Obviamente, el covid-19 obligó al país en general y a todas sus dependencias a actuar sobre la marcha. Por eso, al principio, la Fuerza Pública tenía una mayor potestad para intervenir en celebraciones e incluso en megafiestas que infringían las reglas anti-covid promulgadas por el Ministerio de Salud, pero con el paso de los meses varias sentencias dictadas por jueces limitaron el accionar de la policía en ese ámbito.

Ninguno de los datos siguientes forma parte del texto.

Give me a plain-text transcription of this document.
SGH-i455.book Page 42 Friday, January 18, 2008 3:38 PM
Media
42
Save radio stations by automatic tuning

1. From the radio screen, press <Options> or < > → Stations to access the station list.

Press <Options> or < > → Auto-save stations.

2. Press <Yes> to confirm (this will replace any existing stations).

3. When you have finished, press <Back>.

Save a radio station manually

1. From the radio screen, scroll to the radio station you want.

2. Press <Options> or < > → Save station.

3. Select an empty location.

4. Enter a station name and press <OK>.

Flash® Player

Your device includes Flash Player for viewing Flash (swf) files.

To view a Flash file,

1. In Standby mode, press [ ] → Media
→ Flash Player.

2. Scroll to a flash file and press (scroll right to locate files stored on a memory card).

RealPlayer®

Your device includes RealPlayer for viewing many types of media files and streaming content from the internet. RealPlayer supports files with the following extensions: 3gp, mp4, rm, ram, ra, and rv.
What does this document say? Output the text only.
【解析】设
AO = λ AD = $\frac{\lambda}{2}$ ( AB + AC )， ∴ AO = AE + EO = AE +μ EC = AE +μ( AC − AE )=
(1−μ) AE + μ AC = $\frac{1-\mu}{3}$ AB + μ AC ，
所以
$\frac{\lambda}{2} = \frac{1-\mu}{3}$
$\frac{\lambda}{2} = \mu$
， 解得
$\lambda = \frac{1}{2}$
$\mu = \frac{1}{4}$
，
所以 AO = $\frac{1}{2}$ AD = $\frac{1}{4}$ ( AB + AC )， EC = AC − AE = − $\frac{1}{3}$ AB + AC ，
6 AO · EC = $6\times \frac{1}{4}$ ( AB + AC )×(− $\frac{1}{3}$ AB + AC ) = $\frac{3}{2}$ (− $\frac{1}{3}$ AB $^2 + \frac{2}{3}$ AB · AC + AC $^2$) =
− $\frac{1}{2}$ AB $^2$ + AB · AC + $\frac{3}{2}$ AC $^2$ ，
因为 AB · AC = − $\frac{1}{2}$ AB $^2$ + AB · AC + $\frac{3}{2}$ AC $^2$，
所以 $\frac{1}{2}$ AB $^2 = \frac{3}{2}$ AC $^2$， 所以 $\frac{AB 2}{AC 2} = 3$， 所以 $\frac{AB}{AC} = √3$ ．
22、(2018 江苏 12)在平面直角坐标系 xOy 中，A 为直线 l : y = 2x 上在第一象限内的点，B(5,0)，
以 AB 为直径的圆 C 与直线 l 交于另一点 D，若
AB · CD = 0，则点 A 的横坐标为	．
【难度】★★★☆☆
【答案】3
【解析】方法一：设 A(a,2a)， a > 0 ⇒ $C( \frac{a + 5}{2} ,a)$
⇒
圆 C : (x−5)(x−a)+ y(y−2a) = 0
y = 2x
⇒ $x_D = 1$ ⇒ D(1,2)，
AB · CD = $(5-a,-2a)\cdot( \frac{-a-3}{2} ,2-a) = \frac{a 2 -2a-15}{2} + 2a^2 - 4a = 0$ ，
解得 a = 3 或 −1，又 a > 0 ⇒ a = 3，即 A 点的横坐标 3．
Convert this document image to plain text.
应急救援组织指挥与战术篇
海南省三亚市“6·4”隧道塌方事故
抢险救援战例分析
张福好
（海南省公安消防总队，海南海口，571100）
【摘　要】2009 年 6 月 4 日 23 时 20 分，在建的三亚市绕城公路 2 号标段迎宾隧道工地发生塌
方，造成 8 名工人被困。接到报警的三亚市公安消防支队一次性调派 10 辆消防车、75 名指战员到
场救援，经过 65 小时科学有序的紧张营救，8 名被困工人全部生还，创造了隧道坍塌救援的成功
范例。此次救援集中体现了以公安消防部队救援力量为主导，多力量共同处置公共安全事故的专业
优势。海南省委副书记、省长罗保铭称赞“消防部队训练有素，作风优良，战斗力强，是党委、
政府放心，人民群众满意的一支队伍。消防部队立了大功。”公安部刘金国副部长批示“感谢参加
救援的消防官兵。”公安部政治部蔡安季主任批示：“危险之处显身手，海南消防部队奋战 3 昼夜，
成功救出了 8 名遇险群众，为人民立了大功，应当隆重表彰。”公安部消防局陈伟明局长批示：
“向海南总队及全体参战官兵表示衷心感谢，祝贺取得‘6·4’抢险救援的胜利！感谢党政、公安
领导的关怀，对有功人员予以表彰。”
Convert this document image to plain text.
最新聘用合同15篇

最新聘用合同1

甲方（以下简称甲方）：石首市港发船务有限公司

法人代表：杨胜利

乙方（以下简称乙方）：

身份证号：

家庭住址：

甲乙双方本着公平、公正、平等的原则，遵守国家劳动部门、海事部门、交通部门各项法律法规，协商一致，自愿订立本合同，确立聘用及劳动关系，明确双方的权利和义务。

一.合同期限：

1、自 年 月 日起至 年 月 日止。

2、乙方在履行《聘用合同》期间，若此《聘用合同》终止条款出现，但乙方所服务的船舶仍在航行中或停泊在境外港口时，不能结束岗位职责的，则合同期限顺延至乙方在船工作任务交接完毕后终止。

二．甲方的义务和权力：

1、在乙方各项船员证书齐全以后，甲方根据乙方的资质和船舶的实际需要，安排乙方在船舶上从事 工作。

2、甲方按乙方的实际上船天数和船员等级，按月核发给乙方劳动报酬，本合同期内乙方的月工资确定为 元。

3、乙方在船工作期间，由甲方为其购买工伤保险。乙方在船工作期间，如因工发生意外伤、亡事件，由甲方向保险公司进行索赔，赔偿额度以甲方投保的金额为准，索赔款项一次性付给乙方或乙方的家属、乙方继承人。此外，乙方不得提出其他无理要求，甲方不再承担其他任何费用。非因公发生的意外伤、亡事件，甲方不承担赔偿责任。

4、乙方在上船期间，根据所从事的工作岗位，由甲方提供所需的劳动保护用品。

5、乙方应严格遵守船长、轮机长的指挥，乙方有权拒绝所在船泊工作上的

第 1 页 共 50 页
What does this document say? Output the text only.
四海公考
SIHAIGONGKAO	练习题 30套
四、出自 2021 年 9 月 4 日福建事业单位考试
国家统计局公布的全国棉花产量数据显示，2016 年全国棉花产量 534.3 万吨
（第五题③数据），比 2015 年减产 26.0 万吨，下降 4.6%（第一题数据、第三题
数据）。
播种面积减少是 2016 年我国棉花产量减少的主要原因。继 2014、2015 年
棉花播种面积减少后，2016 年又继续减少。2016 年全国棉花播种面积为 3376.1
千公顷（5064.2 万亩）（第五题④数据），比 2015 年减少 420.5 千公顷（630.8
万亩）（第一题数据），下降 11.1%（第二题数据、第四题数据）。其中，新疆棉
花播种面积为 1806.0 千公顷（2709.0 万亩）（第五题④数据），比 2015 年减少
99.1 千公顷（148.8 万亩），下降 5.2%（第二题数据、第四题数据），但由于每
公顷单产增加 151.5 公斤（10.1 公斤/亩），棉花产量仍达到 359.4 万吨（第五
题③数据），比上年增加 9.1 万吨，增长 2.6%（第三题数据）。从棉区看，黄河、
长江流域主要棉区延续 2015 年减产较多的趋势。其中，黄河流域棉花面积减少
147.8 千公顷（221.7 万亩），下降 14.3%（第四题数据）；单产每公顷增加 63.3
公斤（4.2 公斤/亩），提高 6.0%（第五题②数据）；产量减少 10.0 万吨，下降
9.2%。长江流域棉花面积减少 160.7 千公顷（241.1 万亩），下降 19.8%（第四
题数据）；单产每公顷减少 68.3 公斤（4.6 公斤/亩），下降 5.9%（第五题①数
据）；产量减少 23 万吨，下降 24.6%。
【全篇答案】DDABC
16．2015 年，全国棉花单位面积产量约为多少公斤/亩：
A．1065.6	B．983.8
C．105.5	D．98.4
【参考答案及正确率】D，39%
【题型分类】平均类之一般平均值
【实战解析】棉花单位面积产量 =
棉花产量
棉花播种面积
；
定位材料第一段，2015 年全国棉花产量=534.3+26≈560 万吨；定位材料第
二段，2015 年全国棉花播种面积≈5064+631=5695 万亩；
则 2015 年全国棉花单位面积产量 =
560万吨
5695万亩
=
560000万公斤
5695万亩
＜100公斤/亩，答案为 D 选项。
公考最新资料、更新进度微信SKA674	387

Por lo mismo, ahora los oficiales pueden actuar cuando se trata de eventos en lugares públicos, pero muchos de quienes insisten en desacatar las indicaciones de Salud, han hallado la forma de mantener sus fiestas mudándolas a fincas o salones en los que se realizan los eventos de forma privada.

De todas maneras, los megaoperativos que se han venido realizando en los últimos meses por parte de la Fuerza Pública y todas las dependencias anexas van mucho más allá de la covid-19, pues es un hecho que la delincuencia organizada, sobre todo en el tema de drogas, es protagonista en el país.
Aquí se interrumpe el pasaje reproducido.